Oh jeez, if I had £1 for the number of times I received an email about this I'd be a millionaire. It's the worst! Bloggers are sent pitches daily from SEOs who have written an article our readers will love and will bring more visitors to our website. Apparently, we should be grateful that this is being provided completely free of charge. Let me just stop you there though. Readers come to my website to read articles written by ME and to hear my opinion. They aren't interested in reading a generic article with stock photos written by a random person and linking to multiple random client websites. Bloggers are never grateful for this kind of content so please stop asking us to post it. It's not going to happen and is insulting.


7 - Not valuing bloggers 

I think offering pennies for a blog post is often worse than offering something for free. I usually charge £300-£500 per blog post. I can often send my fees and will receive an email back offering  3USD. This is just a joke really and shows that the brand in question really does not value bloggers at all.

Another well-known SEO agency pays bloggers £25-£40 to host pre-written content on their website featuring 3-4 links to various clients. This might seem ok to newer bloggers (although I don't think it is) but when you look at how much money this business is making from doing this, it's ridiculous! An average blogger will have a DA of 30+ This brand is asking a blogger of this calibre to host content featuring links to 4 client's for £30 yet are charging the brands who use this SEO service £280-£320! This business already has hundreds of bloggers on their books so their outreach service will take just a couple of emails to their regulars. It's hardly a fair distribution of payment and really gets on my wick!  I get that bloggers who accept this kind of deal are also part of the problem and may know exactly what they're getting into / need the £££ but I'd love to see bloggers being paid their worth and not being taken advantage of like this.


I want to reiterate that it's not ALL SEO executives who try these dodgy tactics, just some and to be honest I'm often shocked when I discover who some of the brands are who have employed these tactics - I imagine some are aware this is going on but many would be disappointed if they found out that SEOs were using underhand tactics and abusing bloggers like this.
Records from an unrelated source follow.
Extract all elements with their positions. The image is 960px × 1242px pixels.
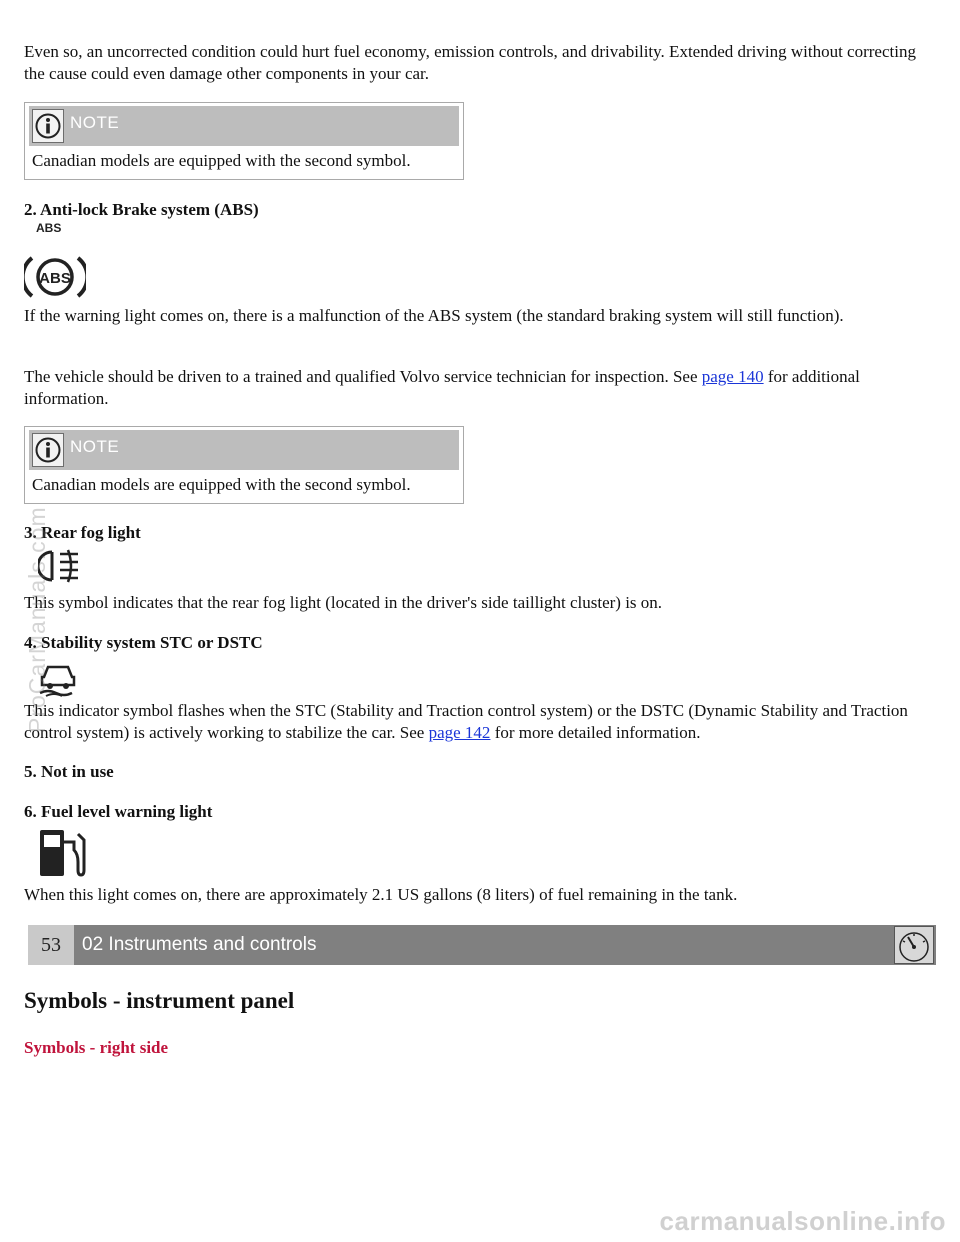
note-box xyxy=(24,426,464,504)
abs-paragraph-2: The vehicle should be driven to a trained and qualified Volvo service technician for inspection. See page 140 for additional information. xyxy=(24,367,860,408)
fuel-heading: 6. Fuel level warning light xyxy=(24,802,213,821)
fuel-pump-icon xyxy=(38,828,88,886)
note-title: NOTE xyxy=(70,113,120,132)
subsection-title: Symbols - right side xyxy=(24,1038,169,1057)
page-140-link[interactable]: page 140 xyxy=(701,367,764,386)
abs-symbol-label: ABS xyxy=(36,221,62,235)
rear-fog-heading: 3. Rear fog light xyxy=(24,523,141,542)
page-142-link[interactable]: page 142 xyxy=(428,723,491,742)
note-body: Canadian models are equipped with the second symbol. xyxy=(32,475,411,494)
note-header-bar xyxy=(29,430,459,470)
abs-warning-icon xyxy=(24,252,86,308)
stability-text: This indicator symbol flashes when the STC (Stability and Traction control system) or the DSTC (Dynamic Stability and Traction control system) is actively working to stabilize the car. See page 142 for more detailed information. xyxy=(24,701,908,742)
intro-paragraph: Even so, an uncorrected condition could hurt fuel economy, emission controls, and drivability. Extended driving without correcting the cause could even damage other components in your car. xyxy=(24,42,916,83)
side-watermark: ProCarManuals.com xyxy=(24,506,50,734)
rear-fog-text: This symbol indicates that the rear fog light (located in the driver's side taillight cluster) is on. xyxy=(24,593,663,612)
note-header-bar xyxy=(29,106,459,146)
abs-heading: 2. Anti-lock Brake system (ABS) xyxy=(24,200,259,219)
section-title: Symbols - instrument panel xyxy=(24,988,295,1013)
page-number: 53 xyxy=(28,925,74,965)
note-body: Canadian models are equipped with the second symbol. xyxy=(32,151,411,170)
page-footer-bar xyxy=(28,925,936,965)
note-title: NOTE xyxy=(70,437,120,456)
svg-text:ABS: ABS xyxy=(39,270,71,287)
note-box xyxy=(24,102,464,180)
stability-heading: 4. Stability system STC or DSTC xyxy=(24,633,263,652)
fuel-text: When this light comes on, there are approximately 2.1 US gallons (8 liters) of fuel remaining in the tank. xyxy=(24,885,738,904)
speedometer-gauge-icon xyxy=(894,926,934,964)
not-in-use-heading: 5. Not in use xyxy=(24,762,114,781)
abs-paragraph-1: If the warning light comes on, there is a malfunction of the ABS system (the standard braking system will still function). xyxy=(24,306,844,325)
chapter-title: 02 Instruments and controls xyxy=(82,934,317,955)
info-icon xyxy=(32,433,64,467)
info-icon xyxy=(32,109,64,143)
site-watermark: carmanualsonline.info xyxy=(659,1206,946,1236)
Are you a blogger? Are you sick of these underhand tactics? Let me know your thoughts.  

Pin Me For Later 
SEO executives - stop trying to trick bloggers

3 comments

  1. YES YES YES YES! I'm not even polite enough to reply to any of these people any more, I just delete and ignore cos I got so fed up e-mailing them all back! They must think we were born yesterday!

    ReplyDelete
  2. Ahh! Some of them are so sneaky.
    I do laugh when they try to pass themselves off as bloggers. The one's who have a fantastic post written and want me to post it on my blog. If it's that good put it on your own blog. lol I can spot them a mile off now.
    Those top 100 lists are hilarious. I've been in baby, food, fashion and beauty one's which is so not what my blog is about.

    ReplyDelete
  3. The bloggers who don't even provide their domain in their pitch for you to check out, ha! Or the ones who want to exchange links which will be hugely beneficial and have a DA of 10... HA!